(top / crown at the front of Stafford Library)
I only began to appreciate old buildings as an adult. As a child and teenager I was probably more attracted to new and shiny buildings with bright lights which seemed to be exciting and held a promise of something though I’m not exactly sure what. But I still like that modern bright lights feel – just not everywhere.
And even as an adult I noticed the depressing effect dark Victorian buildings had on a city, unaware that they had been neglected and needed cleaning. It was only when I saw the huge difference in Victoria Railway Station in Manchester after it was cleaned (I have to say the blacker version had character) coupled with the greatest education of going to other cities and countries and seeing how older buildings were cleaned and looked after. It was all very well shaking my head at the damaging effect of pollution in Athens but I should have looked closer at home.
(front view of Stafford Free Library, opened in April 1914. More information can be found at http://staffordoldlibrary.org/the-history)
I have vague memories of big old houses in front of which were the longest gardens I’ve ever seen (also in M/cr), and how they were replaced by small grey concrete square blocks of houses. That was painful.

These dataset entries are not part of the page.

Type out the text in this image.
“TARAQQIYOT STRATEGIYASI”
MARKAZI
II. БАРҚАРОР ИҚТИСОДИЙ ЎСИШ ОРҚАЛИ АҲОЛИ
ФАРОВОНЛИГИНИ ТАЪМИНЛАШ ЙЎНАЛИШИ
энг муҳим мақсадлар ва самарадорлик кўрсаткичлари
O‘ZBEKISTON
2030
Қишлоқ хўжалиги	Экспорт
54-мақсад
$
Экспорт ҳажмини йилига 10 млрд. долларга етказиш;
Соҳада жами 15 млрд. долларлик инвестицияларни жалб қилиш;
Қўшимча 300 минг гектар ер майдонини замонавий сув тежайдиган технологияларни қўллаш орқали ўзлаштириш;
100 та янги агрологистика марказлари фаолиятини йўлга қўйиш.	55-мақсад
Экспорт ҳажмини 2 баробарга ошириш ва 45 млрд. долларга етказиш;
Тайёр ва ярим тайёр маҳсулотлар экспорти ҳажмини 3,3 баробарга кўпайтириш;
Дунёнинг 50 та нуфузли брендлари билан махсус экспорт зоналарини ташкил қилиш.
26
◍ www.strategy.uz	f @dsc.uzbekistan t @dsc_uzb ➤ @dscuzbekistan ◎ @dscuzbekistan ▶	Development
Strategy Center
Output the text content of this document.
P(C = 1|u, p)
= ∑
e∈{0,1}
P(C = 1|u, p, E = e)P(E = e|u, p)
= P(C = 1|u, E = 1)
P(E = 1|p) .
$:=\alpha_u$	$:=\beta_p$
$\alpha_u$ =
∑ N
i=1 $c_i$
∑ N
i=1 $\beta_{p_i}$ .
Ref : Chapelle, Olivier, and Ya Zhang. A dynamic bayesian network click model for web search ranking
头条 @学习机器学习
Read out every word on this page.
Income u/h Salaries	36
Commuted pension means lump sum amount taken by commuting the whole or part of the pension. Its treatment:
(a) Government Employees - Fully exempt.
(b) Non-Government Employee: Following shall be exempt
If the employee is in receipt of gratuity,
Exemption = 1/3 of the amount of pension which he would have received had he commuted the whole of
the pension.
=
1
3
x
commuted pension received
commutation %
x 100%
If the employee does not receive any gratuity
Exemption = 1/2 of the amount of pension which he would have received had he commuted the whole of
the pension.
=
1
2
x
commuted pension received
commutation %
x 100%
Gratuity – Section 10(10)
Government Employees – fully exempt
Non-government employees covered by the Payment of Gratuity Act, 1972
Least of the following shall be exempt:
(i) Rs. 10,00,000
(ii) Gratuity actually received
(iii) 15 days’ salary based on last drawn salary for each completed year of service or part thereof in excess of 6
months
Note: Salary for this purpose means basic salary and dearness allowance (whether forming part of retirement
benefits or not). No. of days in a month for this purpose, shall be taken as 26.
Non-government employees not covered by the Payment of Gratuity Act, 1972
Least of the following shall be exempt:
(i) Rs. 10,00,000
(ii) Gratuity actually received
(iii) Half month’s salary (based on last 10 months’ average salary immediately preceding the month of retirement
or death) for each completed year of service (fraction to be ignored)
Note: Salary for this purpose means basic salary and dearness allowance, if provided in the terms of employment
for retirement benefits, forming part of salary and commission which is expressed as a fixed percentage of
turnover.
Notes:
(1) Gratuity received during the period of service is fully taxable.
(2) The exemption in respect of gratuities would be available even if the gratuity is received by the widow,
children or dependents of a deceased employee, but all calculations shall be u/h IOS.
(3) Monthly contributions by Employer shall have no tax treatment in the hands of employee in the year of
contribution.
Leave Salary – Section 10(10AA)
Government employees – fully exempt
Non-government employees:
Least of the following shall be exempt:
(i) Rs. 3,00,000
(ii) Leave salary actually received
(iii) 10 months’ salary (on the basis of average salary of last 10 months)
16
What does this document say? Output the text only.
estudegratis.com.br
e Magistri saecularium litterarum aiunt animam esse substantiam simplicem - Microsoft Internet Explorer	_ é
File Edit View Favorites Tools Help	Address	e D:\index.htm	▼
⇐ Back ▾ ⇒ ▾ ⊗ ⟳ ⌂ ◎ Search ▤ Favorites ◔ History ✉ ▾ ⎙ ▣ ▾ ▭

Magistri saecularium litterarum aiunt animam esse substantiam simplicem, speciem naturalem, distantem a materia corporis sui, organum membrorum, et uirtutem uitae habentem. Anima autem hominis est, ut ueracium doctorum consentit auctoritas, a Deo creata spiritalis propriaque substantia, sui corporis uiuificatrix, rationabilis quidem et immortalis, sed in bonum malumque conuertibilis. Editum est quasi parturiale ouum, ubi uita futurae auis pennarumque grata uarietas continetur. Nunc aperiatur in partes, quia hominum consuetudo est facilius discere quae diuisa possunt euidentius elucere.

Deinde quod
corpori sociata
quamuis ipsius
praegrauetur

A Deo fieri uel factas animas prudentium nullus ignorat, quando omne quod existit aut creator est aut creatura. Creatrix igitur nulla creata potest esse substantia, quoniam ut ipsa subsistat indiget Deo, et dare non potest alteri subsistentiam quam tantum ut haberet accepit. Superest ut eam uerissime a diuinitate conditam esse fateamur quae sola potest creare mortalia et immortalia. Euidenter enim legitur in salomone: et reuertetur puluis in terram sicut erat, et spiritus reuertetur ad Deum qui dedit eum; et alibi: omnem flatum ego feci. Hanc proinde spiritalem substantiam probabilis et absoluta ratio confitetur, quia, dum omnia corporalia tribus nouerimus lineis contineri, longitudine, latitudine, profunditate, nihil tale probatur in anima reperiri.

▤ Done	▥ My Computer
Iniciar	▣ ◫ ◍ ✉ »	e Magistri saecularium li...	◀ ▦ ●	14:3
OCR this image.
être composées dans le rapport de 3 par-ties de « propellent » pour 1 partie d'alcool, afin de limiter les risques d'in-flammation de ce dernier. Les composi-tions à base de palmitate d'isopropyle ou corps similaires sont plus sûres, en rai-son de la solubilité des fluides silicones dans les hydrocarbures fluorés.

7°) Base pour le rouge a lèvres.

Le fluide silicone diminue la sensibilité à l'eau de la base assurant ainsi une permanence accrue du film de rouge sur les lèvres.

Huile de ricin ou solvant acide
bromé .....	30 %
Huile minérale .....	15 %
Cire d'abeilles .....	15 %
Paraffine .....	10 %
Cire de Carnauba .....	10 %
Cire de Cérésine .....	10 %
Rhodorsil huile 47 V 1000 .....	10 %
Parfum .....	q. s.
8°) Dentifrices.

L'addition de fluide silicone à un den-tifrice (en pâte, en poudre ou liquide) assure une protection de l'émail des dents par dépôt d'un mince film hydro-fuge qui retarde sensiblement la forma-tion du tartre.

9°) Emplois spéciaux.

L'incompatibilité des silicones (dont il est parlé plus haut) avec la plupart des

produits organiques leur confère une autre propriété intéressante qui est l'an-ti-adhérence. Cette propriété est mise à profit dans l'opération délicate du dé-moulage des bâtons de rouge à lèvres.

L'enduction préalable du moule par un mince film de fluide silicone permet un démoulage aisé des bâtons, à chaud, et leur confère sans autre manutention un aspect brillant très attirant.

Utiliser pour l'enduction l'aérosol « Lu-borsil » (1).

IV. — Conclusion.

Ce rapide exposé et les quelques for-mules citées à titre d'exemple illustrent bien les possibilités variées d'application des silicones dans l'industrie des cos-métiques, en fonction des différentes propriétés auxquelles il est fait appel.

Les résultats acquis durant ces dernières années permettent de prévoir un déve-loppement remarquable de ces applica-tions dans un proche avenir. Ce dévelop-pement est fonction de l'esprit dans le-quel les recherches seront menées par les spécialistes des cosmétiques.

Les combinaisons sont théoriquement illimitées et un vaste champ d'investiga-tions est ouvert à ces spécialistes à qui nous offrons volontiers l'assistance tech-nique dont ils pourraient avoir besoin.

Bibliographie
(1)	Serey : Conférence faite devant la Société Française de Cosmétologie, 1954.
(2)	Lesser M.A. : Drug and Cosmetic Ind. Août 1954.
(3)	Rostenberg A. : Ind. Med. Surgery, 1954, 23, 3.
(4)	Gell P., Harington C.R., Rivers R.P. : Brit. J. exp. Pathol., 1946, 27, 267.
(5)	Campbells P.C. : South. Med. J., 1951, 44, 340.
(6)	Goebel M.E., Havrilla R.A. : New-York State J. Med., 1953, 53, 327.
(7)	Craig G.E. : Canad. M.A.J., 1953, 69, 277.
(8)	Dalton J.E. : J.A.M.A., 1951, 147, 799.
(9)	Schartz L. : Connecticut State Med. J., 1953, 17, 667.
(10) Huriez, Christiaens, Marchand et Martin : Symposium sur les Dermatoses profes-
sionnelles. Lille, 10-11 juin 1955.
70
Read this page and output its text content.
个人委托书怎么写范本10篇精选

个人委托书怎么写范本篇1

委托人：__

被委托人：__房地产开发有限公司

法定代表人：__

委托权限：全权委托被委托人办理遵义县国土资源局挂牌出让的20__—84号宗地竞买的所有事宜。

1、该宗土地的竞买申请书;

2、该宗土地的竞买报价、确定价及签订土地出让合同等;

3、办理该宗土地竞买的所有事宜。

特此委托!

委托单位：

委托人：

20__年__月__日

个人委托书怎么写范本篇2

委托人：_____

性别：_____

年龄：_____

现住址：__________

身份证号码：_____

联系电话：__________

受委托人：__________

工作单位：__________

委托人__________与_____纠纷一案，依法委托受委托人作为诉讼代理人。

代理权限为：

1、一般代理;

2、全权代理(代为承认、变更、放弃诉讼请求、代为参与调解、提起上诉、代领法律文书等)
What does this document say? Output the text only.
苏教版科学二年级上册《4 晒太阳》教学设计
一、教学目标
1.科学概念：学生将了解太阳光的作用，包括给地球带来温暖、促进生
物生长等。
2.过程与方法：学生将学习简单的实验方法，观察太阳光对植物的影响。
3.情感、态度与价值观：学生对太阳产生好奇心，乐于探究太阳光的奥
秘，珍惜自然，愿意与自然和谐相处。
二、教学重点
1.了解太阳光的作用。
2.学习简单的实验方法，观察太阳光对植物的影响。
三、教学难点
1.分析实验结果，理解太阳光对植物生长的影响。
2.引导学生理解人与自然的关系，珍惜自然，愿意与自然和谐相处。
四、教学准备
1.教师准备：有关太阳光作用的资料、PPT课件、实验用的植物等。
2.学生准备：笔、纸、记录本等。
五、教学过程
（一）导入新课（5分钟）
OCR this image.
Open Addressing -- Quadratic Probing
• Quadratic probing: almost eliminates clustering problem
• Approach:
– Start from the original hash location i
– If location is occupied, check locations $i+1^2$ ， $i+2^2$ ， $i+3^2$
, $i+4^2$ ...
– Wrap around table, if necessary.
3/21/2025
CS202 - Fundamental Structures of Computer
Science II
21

As for terraced houses without front garden – the jury’s still out. Personally I wouldn’t like to live in a house which opened onto the pavement, but they have been regarded as some of the best in a neighbourhood. (I actually think small terraced houses should be banned – I don’t want to hear other people’s conversations – and that there should be more semi-detached or detached houses with front and back gardens, a ban on parking cars in the street and the occupiers should be made to grow flowers, trees, fruit, and veg – but that’s just what I’d like for myself).
But you don’t have to look farther afield to notice the difference between the way other countries have respected their old architecture and the way some of Britain’s towns and cities have (not). Another graphic example is the difference between the number and type of buildings surrounding St Paul’s and the lack of buildings surrounding, well, any other famous cathedrals and churches.
What drew me first to old buildings was the history and of how much was achieved, for better or worse, and then the architecture. Now I suppose it’s even. But the interest is there and old buildings will even be characters in a future story.
(side view of library)
Now I wonder more about where the money should come from to renovate and maintain such buildings. There is an old library for sale in the town and I’d like to buy it (no, I don’t have any money) and either turn it back into a library (employees hired and if necessary fired by me) or else a second-hand book /antiques emporium of some kind – I know it’s all a bit vague. And maybe four or six times a year there would be a book fair in the town centre which would attract sellers and dealers from across the country.
In the meantime here are three photos of the old library in Stafford as it stands today.(Apparently the council has granted a businessman permission for it to be turned into a bar and restaurant but there is a local trust group which wants it to be used an arts venue).
Disclaimer: I’m not an expert on old buildings.